Revenu de base : la proposition de loi socialiste rejetée sans débat

Par Pierre Cheminade  |   |  596  mots
L'hémicycle de l'Assemblée nationale, ce jeudi 31 janvier 2019, lors du rejet de la proposition de loi sur l'expérimentation d'un revenu de base. (Crédits : Capture écran Assemblée nationale)
L'Assemblée nationale a rejeté, avant même d'en débattre, la proposition de loi socialiste proposant l'expérimentation d'un revenu de base pendant trois ans dans des territoires volontaires. C'est un revers pour cette démarche dont Jean-Luc Gleyze, le président du conseil départemental de Gironde, est l'un des plus fervents soutiens.

Comme en commission des affaires sociales la semaine précédente, les députés ont décidé, ce jeudi 31 janvier, de rejeter en séance publique la proposition de loi d'expérimentation territoriale visant à instaurer un revenu de base. Mais cette fois, avant même que le texte ne soit discuté dans l'hémicycle de l'Assemblée nationale, les députés ont adopté une motion de rejet préalable, par 64 voix contre 49, déposée par le groupe majoritaire LREM. Résultat, ni le texte, ni les amendements n'ont été examinés au-delà de la discussion générale.

Cette proposition de loi, déposée par des députés socialistes et soutenue par 18 présidents de départements, dont le Girondin Jean-Luc Gleyze, proposait l'expérimentation dans les territoires qui le souhaitent d'un revenu de base. Deux modèles étaient prévus : l'un fusionnant le RSA et la prime d'activité ; l'autre fusionnant RSA, prime d'activité et aides au logement.

Désaccords sur le fond et sur la forme

Présente dans l'hémicycle, Christelle Dubos, la secrétaire d'Etat auprès d'Agnès Buzyn, la ministre des Solidarités, a déclaré vouloir "donner un souffle nouveau au système de solidarité" et a qualifié la réflexion initiée par les auteurs du texte "d'éminemment juste et légitime". Cependant, elle a renvoyé le débat sur ces questions à l'an prochain : "Je défends le projet du gouvernement d'unifier une partie des prestations sociales au sein d'un revenu universel d'activité fusionnant le plus grand nombre possible de prestations sous conditions de ressources dans le cadre d'un texte qui sera voté en 2020. Je porterai politiquement ce projet."

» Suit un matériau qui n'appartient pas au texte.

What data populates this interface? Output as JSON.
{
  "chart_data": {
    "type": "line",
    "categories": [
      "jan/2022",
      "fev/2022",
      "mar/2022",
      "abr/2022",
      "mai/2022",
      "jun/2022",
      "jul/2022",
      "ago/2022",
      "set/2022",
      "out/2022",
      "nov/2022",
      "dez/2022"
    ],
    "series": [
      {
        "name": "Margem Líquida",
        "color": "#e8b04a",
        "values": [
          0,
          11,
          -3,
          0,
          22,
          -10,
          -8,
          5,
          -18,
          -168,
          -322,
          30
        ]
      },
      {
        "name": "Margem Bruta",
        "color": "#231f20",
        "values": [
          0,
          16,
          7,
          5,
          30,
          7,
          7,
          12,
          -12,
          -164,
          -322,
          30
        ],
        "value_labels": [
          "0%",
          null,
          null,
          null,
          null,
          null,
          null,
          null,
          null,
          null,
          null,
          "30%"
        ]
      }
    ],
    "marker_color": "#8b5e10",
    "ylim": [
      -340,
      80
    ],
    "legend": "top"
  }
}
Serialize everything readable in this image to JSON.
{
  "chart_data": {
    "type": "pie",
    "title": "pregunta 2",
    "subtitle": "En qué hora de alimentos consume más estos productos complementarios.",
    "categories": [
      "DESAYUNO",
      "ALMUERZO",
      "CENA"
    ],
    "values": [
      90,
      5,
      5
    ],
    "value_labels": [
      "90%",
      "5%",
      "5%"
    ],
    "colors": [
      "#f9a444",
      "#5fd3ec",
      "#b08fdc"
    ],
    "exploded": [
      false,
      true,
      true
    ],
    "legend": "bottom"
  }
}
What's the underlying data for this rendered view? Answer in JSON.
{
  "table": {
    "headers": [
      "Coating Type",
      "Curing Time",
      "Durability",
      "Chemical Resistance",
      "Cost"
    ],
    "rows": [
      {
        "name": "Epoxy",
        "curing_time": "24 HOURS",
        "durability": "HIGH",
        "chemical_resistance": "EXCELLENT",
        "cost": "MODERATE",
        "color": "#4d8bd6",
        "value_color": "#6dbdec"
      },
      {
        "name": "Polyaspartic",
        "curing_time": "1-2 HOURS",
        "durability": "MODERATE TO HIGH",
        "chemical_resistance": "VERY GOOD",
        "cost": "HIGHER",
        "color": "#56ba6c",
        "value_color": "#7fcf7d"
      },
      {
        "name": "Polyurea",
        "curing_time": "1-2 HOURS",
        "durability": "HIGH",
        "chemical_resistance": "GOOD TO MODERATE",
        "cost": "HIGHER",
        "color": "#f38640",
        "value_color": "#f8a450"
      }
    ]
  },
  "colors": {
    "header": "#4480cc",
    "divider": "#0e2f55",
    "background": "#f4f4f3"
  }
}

Sur le fond, deux désaccords persistent entre les soutiens de l'expérimentation du revenu de base et la majorité gouvernementale. Les socialistes préconisent d'ouvrir ce dispositif aux jeunes de moins de 25 ans qui ne bénéficient pas actuellement du RSA et de l'attribuer de manière inconditionnelle, c'est-à-dire avec un plafond de ressources mais sans contrepartie en termes de recherche d'emploi, d'acceptation d'une offre d'emplois ou d'activité. A l'inverse, la secrétaire d'Etat considère : "l'allocation serait octroyée sous conditions de ressources. La prestation ne va pas sans l'accompagnement vers l'emploi et l'activité et un engagement de l'allocataire à le faire."

"Une posture irrespectueuse"

De son côté, Jean-Luc Gleyze, qui avait fait le déplacement à Paris pour suivre les débats, dénonce "une posture de la majorité irrespectueuse vis-à-vis des Français et d'une démarche qui méritait un peu plus de considération et un débat au sein de la représentation nationale." Et si le sort de la proposition de loi est désormais scellé, l'élu girondin entend bien se faire entendre lors de la concertation lancée par le gouvernement sur le futur revenu universel d'activité. Et en réponse à la députée Monique Iborra (LREM, Haute-Garonne) qui regrettait un texte présenté dans "la précipitation", le rapporteur Hervé Solignac (PS, Ardèche) a rappelé qu'il était "le fruit de trois ans de travail, pas seulement d'élus mais aussi et surtout de chercheurs, d'économistes et d'universitaires."

Quoi qu'il en soit, ce revers sans débat à l'Assemblée nationale marque un coup d'arrêt pour cette démarche en faveur de l'expérimentation. En plein "Grand débat national", c'est aussi un signe clair envoyé par l'exécutif quant à son ouverture et quant aux marges de manœuvre et d'expérimentation qu'il entend laisser aux collectivités locales.